Question: First things first, your site is awesome! As a novice writer, it's been a priceless resource for me. Anyway, I love writing fantasy mostly, though I sometimes like to write other stuff (relating mostly to the supernatural), and something has been bugging me forever: What real reason is there for the "love scenes" to always take place off-screen? I mean, don't get me wrong, I write fantasy, not erotica, but I'm such a detail freak about my work that I would love to actually write out everything my characters do in their respective scenes, including what goes on "behind closed doors". I always try to be descriptive - "paint a picture in the readers' minds", you know? - but I'm obviously not writing adult content. So, any advice on how, or even IF, I could actually write the sex scenes into my novel(s) and be true to their atmospheres without the editors and the proofreaders and everybody freaking out over it?
P.S. I keep hearing about writing for a particular age group or audience, but I never really thought about that. I write because I love to, and I really just give the characters a push start and... let them take the story from there, if that makes sense...
Please and thank you!Answer:
I believe the reason you seldom see graphic sex scenes in fantasy is because high fantasy was inspired in part by some very old ideas of chivalry
and nobility which included the idea of "courtly love." There is some debate whether courtly love involved actual sex or was purely about mental/emotional relationships. At any rate, it was about love that was purer, almost spiritual, and far above the "sex for procreation and political alliances" that characterized marriage in the 15th century. Usually, courtly love was secret (because it was adulterous), and therefore written in code.

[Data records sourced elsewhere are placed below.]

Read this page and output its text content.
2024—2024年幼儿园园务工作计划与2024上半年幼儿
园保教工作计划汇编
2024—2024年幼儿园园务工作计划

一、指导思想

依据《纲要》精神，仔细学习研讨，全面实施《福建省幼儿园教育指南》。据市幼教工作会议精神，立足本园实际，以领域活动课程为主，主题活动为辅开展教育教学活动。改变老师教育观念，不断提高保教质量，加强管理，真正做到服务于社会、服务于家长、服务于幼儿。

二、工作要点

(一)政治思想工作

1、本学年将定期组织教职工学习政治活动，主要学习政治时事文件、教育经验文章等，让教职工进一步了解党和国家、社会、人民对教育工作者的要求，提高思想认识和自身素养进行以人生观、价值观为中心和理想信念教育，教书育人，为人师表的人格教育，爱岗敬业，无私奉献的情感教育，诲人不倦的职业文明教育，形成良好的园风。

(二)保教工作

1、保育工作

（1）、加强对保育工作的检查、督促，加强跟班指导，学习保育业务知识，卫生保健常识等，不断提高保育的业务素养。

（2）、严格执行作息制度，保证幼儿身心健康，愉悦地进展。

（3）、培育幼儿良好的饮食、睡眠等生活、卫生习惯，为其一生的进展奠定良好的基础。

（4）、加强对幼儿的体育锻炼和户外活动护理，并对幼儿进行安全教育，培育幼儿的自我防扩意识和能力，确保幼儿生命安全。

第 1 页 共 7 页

Sometimes courtly love writings included things like a nude embrace between lovers, but if so, presented such things as a more spiritual, idealized experience.
You may not be writing high fantasy. And even if you are, you might choose a more modern style that breaks some of these traditions. You have to decide what your style will be and write accordingly. I suspect much of high fantasy seems a little old-fashioned these days.
If you want to get a sense of the different ways you can tackle sex scenes, I suggest you look at the various Harlequin romance lines. They come in a variety, from "sweet romances" or Christian romances that have no sex to the Blaze line that is pretty close to erotica. Keep in mind that these books are written for women (it always helps to know your audience).
Maybe you're writing for an audience of people like yourself. But you should decide before you start putting too much graphic detail into a story that otherwise will mainly appeal to 12-year-olds, for example.